Die schnelle Post Focus-Funktion ist ideal für Aufnahmen von aktiven Tieren wie Insekten, die nur kurze Bewegungspausen einlegen, oder um kurze Windpausen auszunutzen. Achim Kluck

Gemeine Skorpionsfliege (Panorpa communis) – Focus Stack aus 12 Einzelfotos.
Sony ILCA-77M2, Tamron 90 mm Makroobjektiv mit Raynox DCR-250, f/11, 1/160 s, ISO 100, Blitzsetup C (siehe Sonderausgabe 4 Seite 25)

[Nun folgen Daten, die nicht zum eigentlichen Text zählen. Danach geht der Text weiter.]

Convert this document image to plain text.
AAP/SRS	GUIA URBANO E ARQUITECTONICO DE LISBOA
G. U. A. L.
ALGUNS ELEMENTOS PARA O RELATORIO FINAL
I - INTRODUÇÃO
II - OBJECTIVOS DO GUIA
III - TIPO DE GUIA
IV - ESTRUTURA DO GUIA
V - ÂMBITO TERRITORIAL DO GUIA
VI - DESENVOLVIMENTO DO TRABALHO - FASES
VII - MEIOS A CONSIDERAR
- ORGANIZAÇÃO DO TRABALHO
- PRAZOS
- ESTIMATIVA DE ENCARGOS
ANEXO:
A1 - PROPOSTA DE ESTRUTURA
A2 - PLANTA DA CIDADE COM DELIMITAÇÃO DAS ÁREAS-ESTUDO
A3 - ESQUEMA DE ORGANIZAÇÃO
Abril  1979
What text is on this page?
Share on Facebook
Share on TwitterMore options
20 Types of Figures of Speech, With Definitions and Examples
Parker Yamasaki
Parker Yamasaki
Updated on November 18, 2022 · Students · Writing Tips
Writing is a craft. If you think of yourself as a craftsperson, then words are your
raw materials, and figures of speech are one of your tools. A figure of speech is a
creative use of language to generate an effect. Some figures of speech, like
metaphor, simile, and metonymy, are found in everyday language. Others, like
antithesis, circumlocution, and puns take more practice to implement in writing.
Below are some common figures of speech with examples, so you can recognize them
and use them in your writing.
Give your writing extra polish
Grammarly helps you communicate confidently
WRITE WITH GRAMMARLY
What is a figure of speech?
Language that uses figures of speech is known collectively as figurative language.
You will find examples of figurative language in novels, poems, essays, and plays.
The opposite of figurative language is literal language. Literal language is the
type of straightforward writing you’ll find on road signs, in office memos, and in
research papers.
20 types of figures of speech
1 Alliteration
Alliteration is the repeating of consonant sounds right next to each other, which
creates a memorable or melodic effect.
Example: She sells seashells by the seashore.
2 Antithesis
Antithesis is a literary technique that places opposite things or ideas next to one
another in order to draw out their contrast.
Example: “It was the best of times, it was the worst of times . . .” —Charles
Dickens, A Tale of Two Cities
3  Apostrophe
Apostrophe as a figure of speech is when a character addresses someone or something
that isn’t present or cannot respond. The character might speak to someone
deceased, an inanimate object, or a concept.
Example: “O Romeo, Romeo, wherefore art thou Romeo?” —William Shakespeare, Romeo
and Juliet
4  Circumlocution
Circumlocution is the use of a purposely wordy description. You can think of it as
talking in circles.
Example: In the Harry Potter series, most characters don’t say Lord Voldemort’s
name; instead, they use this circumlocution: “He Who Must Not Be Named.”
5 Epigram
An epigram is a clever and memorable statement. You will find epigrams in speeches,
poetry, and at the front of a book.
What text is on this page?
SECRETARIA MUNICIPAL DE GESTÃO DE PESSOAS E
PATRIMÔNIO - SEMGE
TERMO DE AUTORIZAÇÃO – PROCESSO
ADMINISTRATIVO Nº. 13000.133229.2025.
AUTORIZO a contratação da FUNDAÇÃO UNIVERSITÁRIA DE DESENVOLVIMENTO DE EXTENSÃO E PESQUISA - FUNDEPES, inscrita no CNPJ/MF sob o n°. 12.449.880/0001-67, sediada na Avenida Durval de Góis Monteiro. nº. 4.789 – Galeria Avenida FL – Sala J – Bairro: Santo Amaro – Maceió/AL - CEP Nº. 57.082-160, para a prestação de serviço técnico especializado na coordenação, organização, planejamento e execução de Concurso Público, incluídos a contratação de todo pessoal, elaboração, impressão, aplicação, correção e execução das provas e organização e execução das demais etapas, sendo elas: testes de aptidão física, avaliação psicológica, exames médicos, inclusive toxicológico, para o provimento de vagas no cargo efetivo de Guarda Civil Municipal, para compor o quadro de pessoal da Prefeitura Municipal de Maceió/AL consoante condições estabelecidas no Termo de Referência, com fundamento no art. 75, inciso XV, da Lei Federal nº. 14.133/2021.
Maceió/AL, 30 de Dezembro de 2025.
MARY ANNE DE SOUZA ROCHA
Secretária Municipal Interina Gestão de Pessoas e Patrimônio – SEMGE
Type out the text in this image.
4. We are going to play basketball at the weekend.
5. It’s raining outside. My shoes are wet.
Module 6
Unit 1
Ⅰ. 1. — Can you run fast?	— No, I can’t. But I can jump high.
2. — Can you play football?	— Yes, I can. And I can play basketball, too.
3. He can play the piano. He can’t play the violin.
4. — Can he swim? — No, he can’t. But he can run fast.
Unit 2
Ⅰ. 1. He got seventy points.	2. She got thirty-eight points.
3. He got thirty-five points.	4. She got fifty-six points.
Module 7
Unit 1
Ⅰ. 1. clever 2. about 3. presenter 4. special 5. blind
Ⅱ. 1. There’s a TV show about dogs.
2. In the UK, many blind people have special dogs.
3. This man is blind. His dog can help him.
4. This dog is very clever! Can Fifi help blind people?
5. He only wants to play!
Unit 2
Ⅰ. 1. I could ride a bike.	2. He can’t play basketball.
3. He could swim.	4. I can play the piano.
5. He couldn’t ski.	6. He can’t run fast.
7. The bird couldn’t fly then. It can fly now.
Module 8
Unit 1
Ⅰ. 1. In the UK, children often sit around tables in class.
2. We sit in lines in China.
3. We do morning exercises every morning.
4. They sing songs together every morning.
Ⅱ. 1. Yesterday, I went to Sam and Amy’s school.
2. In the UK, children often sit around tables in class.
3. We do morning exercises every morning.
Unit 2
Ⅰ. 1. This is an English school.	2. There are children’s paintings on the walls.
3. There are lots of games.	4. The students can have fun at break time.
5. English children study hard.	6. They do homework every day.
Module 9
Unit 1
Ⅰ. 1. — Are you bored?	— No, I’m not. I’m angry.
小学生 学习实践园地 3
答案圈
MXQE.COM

 Wie funktioniert das Focus Stacking?

Ich empfehle grundsätzlich zwei Vorgehensweisen zum Focus Stacking (Achtung, bei beiden gilt: auf manuellen Fokus stellen!):

1. Stacking durch Fokusverschiebung am Fokusring

Bei dieser Methode veränderst Du durch langsames Drehen am Fokusring des Objektivs die Lage der Schärfeebene am Motiv und machst gleichzeitig Fotos

2. Stacking durch Bewegung der Kamera zum Motiv

Die Schärfeebene lässt sich auch mit einer anderen Methode durch das Motiv schieben. Dazu fokussierst Du das Motiv, machst ein Foto und bewegst Dich dann durch leichtes Vorbeugen ein kleines Stück auf das Motiv zu, machst wieder ein Foto und so weiter, bis Du den Bereich abgedeckt hast, den Du später komplett scharf haben möchtest.
 

Springspinne (Evarcha sp.) – Extremer, manueller Focus Stack aus 46 Einzelfotos. Abbildungsmaßstab etwa 5:1 (Vollformat). Sony ILCE-7RM3, Laowa 25 mm Ultra-Makroobjektiv, f/5.6, 1/160 s, ISO 100, Blitzlicht

Focus Stacking Software

Es gibt mittlerweile ein großes Angebot an Software, die man zum Focus Stacking verwenden kann. Eine Empfehlung auszusprechen, fällt hier nicht leicht. Zu nennen sind auf jeden Fall:

  • Adobe Photoshop CC,
  • Helicon Focus,
  • Zerene Stacker

sowie die kostenfreien Combine ZP und Picolay.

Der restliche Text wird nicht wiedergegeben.